Proteomics researchers benefit—or suffer, depending on the point of view—from a plethora of file formats with which to store data. Some may be used because of personal preference, while others because of instrument manufacturer specifications. Although all formats store mass spectrometry data, their incompatibility may not allow exchange or comparison between studies. Furthermore, the situation also makes sharing data publicly more complex, presenting barriers to understanding beyond a proteomics bioinformatics community.
Members of the Proteomics Standards Initiative (PSI) within the Human Proteome Organization (HUPO) have released mzTab, a data exchange format both compatible with mzML, an XML-based file format developed to store primary MS spectral and chromatogram data, and accessible by other proteomics data analysis tools.1 Developed according to unified standardized data reporting guidelines as a supplement to XML-based file formats, mzTab enables dissemination of valuable proteomics results to a wider biological community. According to authors Griss et al. (2014), specific knowledge of bioinformatics and computational proteomics is not required to access the data. Moreover, the mzTab format enables access to converter tools for public repository uploads.
mzTab provides a simple and consistent tabular layout that displays mass spectrometry data in a dynamic and flexible format for reporting at a number of levels. The program displays data as identities, basic quantitative information, and metadata that relates to the experimental design. The program can be used alone or in conjunction with mzML; it also allows export from mzIdentML and mzQuantML files. The mzTab data can be imported into various statistical packages, –omics tools and Web-based apps, and the file contents are accessible to scripting languages. Information for developers is available online to facilitate further integration of mzTab into proteomics bioinformatics tools.

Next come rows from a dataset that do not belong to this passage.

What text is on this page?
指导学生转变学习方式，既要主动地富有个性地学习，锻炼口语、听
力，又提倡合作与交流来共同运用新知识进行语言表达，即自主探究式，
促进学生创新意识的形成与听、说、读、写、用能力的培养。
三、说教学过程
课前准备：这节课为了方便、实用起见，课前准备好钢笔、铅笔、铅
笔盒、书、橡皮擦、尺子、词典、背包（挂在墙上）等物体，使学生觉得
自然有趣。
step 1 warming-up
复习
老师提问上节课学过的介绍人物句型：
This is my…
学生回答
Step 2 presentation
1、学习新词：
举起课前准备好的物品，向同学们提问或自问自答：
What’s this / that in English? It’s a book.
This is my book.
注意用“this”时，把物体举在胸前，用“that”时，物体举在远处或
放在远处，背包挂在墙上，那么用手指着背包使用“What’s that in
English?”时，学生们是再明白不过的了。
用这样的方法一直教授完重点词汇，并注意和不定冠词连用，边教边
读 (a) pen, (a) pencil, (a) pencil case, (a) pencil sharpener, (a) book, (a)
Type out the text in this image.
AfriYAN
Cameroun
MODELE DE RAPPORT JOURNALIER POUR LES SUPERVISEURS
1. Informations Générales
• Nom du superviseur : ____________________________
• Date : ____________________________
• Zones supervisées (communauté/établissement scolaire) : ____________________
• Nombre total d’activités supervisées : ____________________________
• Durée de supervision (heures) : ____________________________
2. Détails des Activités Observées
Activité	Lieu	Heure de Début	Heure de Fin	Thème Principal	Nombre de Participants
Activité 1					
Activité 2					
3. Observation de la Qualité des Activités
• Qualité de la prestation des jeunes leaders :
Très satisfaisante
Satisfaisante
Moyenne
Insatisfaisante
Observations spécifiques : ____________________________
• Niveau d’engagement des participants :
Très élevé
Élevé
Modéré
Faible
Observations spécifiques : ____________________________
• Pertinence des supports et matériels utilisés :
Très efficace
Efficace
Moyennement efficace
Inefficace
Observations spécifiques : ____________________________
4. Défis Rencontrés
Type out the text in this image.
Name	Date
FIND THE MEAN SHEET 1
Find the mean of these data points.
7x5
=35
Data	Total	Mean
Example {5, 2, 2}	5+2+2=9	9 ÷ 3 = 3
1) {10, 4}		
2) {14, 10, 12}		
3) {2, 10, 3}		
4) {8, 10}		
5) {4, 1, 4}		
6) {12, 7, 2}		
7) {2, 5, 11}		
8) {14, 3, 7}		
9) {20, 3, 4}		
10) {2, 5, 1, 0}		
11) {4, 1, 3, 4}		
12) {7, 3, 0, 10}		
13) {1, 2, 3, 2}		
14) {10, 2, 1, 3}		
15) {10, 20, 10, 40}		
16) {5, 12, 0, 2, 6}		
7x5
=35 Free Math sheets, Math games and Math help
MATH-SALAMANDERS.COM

There are five sections within an mzTab file: metadata plus identification data for proteins, peptides, peptide spectral matches and small molecules. These sections make two types of information available: identity and quantitation.
The metadata section within mzTab is customizable enough to allow varying levels of reporting, from summaries to outputs that are more complete. It also maintains the minimum standards for accompanying information suggested by the HUPO PSI MIAPE (Minimum Information about a Proteomics Experiment) guidelines. mzTab also upholds the CIMR (Core Information for Metabolomics Reporting) guidelines for metabolomics data reporting.
Peptide and protein identity reporting within mzTab can reflect association with multiple search engines used to generate the findings. Furthermore, mzTAB assigns scores to these as associated with the data. In addition to reporting quantitation results, mzTab can also denote presence and position of modifications within the analytes detected.
In addition to providing a simplified format for exchanging data, Griss et al. suggest that mzTab could also be valuable for standardizing the supplementary information that authors are required to provide with paper submissions. MzTab is available for download online along with information for new users.
1. Griss, S.J., et al. (2014) “The mzTab data exchange format: Communicating mass-spectrometry-based proteomics and metabolomics experimental results to a wider audience,” Molecular & Cellular Proteomics, 13 (pp. 2765–75). doi: 10.1074/mcp.O113.036681.